I’m noticing a pattern: Both my asterisk servers have issues detecting hangup accross both chan_sip, chan_zap, and chan_local. The only difference is which channels tend to misbehave more. If im lucky its only sip/local, if im unlucky its zap, and if im really unlucky its both.

So in summation, the newest version of asterisk has made my general hangup detection problems more consistent, and added a new wrinkle in the form of an unresponsive console. I can no longer simply soft-hangup to resolve the issue when channels get stuck unpredictably, and on a daily basis.

If there is any bright side, it seems that the “intermittent-disconnect-when-answering-fxo-from sip-phones” issue I discussed in my opening post were resolved by removing a faulty disk that had degraded from my array.

Also it seems that even with my FXO all tied up, channels getting stuck, and the console useless, asterisk continues to chug along, and my user’s aren’t complaining. See, its not all terrible… Knock on wood and go figure!

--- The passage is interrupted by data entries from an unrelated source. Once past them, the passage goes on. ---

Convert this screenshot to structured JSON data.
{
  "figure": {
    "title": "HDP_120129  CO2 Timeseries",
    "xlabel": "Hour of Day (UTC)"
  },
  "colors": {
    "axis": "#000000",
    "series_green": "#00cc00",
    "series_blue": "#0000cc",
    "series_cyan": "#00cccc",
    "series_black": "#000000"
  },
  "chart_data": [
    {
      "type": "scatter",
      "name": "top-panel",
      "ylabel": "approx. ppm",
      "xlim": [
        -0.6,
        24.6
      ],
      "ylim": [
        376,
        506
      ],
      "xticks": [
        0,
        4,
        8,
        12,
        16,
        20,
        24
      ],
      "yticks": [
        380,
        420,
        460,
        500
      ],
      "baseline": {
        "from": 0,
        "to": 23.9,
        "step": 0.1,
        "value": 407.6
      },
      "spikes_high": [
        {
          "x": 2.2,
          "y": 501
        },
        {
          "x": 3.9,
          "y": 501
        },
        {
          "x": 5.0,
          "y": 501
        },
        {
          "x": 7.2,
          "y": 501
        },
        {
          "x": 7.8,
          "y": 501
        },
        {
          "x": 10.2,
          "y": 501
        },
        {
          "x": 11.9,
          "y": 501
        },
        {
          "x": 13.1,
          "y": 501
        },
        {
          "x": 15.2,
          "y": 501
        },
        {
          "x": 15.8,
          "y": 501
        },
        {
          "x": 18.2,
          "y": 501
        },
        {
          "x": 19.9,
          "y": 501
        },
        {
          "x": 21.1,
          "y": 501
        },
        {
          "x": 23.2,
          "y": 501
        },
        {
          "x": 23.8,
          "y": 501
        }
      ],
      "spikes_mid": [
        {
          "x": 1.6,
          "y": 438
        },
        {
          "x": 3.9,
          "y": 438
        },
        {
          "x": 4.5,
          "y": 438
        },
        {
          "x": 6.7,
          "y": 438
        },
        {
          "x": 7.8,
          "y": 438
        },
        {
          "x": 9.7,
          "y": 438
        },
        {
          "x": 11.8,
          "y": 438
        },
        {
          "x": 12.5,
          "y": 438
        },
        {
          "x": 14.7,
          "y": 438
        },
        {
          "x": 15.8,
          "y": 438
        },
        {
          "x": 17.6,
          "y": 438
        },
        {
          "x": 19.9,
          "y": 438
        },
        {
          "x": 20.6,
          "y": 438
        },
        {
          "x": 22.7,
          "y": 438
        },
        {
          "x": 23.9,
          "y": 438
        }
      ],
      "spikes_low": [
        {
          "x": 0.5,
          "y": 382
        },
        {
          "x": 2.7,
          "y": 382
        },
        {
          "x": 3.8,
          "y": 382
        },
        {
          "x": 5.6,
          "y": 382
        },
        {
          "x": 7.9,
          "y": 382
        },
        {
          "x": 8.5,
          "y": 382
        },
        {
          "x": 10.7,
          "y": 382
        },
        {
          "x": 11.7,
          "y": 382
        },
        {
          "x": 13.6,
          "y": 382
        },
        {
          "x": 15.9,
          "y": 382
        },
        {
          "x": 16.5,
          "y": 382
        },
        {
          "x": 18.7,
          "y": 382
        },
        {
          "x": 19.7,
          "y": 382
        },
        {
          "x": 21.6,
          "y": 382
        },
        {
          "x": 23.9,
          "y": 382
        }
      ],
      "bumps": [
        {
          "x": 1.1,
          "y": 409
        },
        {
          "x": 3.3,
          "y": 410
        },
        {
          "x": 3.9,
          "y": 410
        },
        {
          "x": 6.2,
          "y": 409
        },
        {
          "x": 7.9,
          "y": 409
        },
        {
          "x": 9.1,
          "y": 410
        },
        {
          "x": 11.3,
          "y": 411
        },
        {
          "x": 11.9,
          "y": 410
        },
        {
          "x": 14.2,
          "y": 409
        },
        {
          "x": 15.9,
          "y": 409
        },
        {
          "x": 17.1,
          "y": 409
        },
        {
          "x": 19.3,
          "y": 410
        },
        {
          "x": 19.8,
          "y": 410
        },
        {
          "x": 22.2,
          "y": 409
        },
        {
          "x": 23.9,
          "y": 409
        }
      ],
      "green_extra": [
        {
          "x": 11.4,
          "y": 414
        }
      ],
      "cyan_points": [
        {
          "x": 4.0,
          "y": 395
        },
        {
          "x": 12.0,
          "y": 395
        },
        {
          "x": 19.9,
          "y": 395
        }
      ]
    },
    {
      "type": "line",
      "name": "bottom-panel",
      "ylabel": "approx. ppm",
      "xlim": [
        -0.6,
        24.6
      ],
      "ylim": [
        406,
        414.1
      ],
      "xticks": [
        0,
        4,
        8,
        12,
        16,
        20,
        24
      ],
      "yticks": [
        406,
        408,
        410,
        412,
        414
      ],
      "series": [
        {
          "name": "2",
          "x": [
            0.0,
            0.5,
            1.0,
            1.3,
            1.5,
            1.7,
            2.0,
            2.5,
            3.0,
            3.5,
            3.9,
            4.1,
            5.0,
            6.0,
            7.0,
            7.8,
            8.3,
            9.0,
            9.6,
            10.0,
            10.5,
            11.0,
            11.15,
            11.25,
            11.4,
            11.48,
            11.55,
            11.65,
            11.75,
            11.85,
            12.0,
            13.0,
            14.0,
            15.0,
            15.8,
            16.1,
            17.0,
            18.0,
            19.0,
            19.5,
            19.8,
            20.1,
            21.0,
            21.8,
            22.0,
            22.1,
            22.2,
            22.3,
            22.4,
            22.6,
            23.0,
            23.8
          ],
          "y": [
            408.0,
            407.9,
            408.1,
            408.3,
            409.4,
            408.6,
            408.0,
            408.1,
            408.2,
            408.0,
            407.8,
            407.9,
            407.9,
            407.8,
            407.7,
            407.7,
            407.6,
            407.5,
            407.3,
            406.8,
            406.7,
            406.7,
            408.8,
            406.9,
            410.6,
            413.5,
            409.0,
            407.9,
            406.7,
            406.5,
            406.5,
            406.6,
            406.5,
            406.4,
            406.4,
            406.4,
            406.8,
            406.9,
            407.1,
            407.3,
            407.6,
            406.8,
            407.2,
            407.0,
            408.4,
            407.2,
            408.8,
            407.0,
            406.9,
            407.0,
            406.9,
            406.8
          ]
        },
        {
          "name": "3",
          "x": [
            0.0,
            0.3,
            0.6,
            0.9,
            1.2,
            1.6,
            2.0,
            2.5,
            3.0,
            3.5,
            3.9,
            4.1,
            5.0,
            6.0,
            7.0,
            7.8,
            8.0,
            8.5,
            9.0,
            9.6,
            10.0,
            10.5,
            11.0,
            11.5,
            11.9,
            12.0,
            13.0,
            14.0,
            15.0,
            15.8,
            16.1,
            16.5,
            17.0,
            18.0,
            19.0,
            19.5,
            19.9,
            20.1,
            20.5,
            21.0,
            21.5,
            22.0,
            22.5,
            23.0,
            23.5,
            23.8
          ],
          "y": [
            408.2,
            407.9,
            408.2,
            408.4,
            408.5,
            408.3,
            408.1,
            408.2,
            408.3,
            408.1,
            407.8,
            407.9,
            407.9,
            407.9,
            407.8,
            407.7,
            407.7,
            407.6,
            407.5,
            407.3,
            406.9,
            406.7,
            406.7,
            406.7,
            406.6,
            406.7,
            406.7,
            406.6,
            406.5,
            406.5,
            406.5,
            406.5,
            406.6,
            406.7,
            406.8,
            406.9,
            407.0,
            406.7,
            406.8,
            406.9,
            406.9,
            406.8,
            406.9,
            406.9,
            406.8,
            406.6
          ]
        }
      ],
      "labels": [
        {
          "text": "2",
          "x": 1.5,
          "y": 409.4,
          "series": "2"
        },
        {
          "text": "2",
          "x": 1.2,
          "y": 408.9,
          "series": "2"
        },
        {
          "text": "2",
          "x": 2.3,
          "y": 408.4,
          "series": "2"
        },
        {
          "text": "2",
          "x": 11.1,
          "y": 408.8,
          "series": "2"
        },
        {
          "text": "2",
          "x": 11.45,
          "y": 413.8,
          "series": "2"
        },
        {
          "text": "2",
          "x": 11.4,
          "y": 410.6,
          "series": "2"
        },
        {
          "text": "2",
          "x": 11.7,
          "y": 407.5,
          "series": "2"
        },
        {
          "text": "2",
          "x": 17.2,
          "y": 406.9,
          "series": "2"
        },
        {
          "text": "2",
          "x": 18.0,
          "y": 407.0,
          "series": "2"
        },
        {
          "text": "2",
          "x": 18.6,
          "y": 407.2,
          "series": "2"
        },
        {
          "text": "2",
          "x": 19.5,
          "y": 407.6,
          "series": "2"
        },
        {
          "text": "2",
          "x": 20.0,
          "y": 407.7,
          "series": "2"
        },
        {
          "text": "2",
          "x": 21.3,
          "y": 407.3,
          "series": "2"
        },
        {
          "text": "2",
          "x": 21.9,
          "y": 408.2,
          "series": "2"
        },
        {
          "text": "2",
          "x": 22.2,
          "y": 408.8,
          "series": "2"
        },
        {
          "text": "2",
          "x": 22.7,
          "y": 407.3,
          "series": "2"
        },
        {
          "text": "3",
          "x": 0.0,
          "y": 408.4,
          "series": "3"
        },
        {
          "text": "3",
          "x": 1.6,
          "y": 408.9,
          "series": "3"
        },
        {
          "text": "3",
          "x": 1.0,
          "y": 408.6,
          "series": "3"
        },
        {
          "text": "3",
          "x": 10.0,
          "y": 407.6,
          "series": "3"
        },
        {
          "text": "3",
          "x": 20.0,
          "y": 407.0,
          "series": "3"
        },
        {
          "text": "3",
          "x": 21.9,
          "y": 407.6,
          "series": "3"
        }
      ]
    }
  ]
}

I’m hoping this will make it easier to file a bug report.

I heard that libpri 1.4.4 has a nasty bug, which could explain my recent aggravation of my issues (or perhaps its just coincidence).

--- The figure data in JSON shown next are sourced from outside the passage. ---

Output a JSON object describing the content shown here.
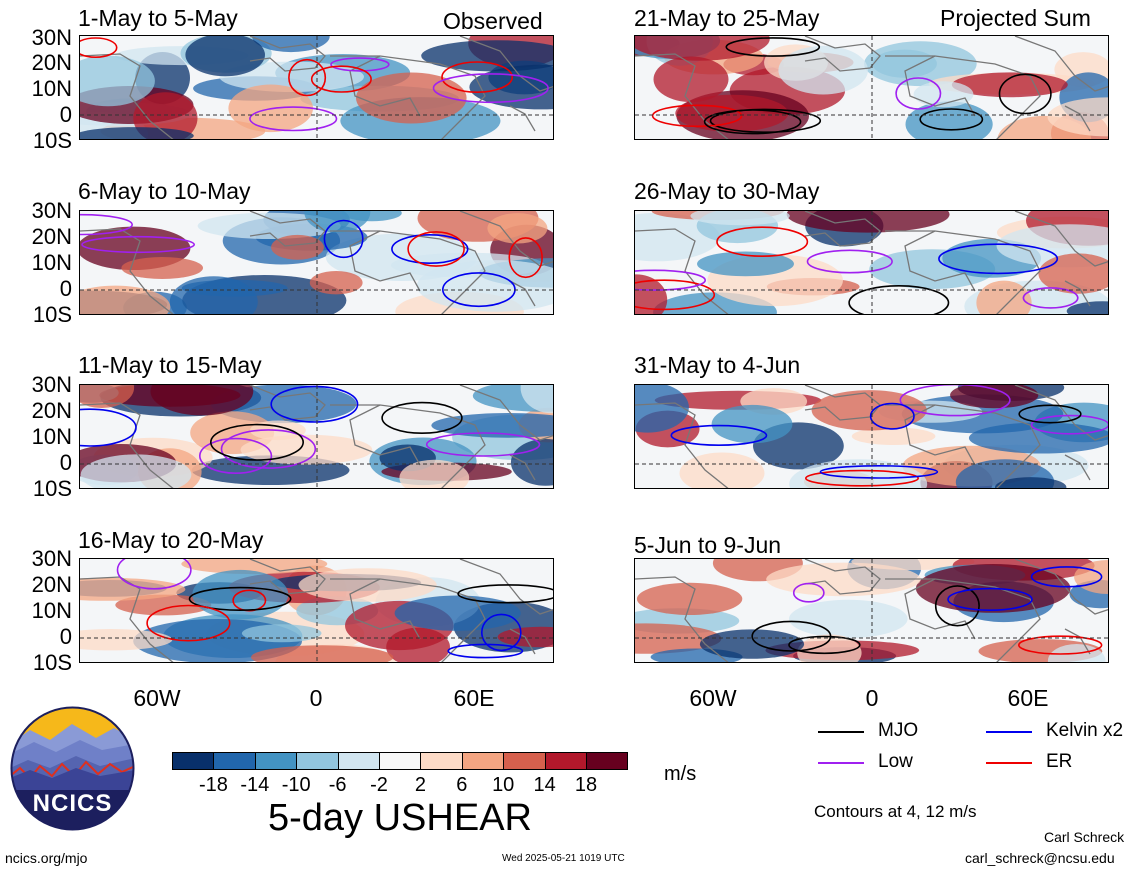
{
  "header": {
    "left_title": "Observed",
    "right_title": "Projected Sum"
  },
  "panels": [
    {
      "title": "1-May to 5-May"
    },
    {
      "title": "6-May to 10-May"
    },
    {
      "title": "11-May to 15-May"
    },
    {
      "title": "16-May to 20-May"
    },
    {
      "title": "21-May to 25-May"
    },
    {
      "title": "26-May to 30-May"
    },
    {
      "title": "31-May to 4-Jun"
    },
    {
      "title": "5-Jun to 9-Jun"
    }
  ],
  "lat_labels": [
    "30N",
    "20N",
    "10N",
    "0",
    "10S"
  ],
  "lon_labels": [
    "60W",
    "0",
    "60E"
  ],
  "colorbar": {
    "ticks": [
      "-18",
      "-14",
      "-10",
      "-6",
      "-2",
      "2",
      "6",
      "10",
      "14",
      "18"
    ],
    "colors": [
      "#08306b",
      "#2166ac",
      "#4393c3",
      "#92c5de",
      "#d1e5f0",
      "#f7f7f7",
      "#fddbc7",
      "#f4a582",
      "#d6604d",
      "#b2182b",
      "#67001f"
    ],
    "unit": "m/s"
  },
  "title": "5-day USHEAR",
  "legend": {
    "items": [
      {
        "label": "MJO",
        "color": "#000000"
      },
      {
        "label": "Kelvin x2",
        "color": "#0000ee"
      },
      {
        "label": "Low",
        "color": "#a020f0"
      },
      {
        "label": "ER",
        "color": "#ee0000"
      }
    ],
    "contours_note": "Contours at 4, 12 m/s"
  },
  "footer": {
    "logo_text": "NCICS",
    "url": "ncics.org/mjo",
    "timestamp": "Wed 2025-05-21 1019 UTC",
    "author": "Carl Schreck",
    "email": "carl_schreck@ncsu.edu"
  }
}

I couldnt remember exactly what packages I had before, so I just downgraded everything one point release. Since then I’ve had almost a week of uptime with no undetected hangups…

Im now using:
Asterisk 1.4.20.1
Zaptel 1.4.9.2
Libpri 1.4.3
and I didnt install asterisk-addons, which I wasn’t using anyway.

Of course, it is impossible to know what really ‘fixed it’ (if it is fixed), and if I was superstitious I would be knocking on wood right now, but I’m pretty happy. I could probably go back to restarting asterisk nightly and get weeks upon weeks of seemingly flawless execution.

It’s a good thing too, because my latest theory revolved around poor AMD64 support, and I was about to reinstall everything.

After a few more days, the ‘well-behaved’ server had its usual half dozen imaginary conversations going on between two inactive sip phones, and the ‘poorly-behaved’ server hsa started locking FXO every few days.

Here’s what it looks like on the well-behaved server…

… and the poorly-behaved server does something similar, though the culprit can be an inbound or outbound call.

So the problems I’ve always had continue. As I mentioned, both of these systems are AMD64, and I’m starting to think that was a mistake, so out of desperation and exasperation I’ll be changing the poorly-behaved server to a fresh x86 install.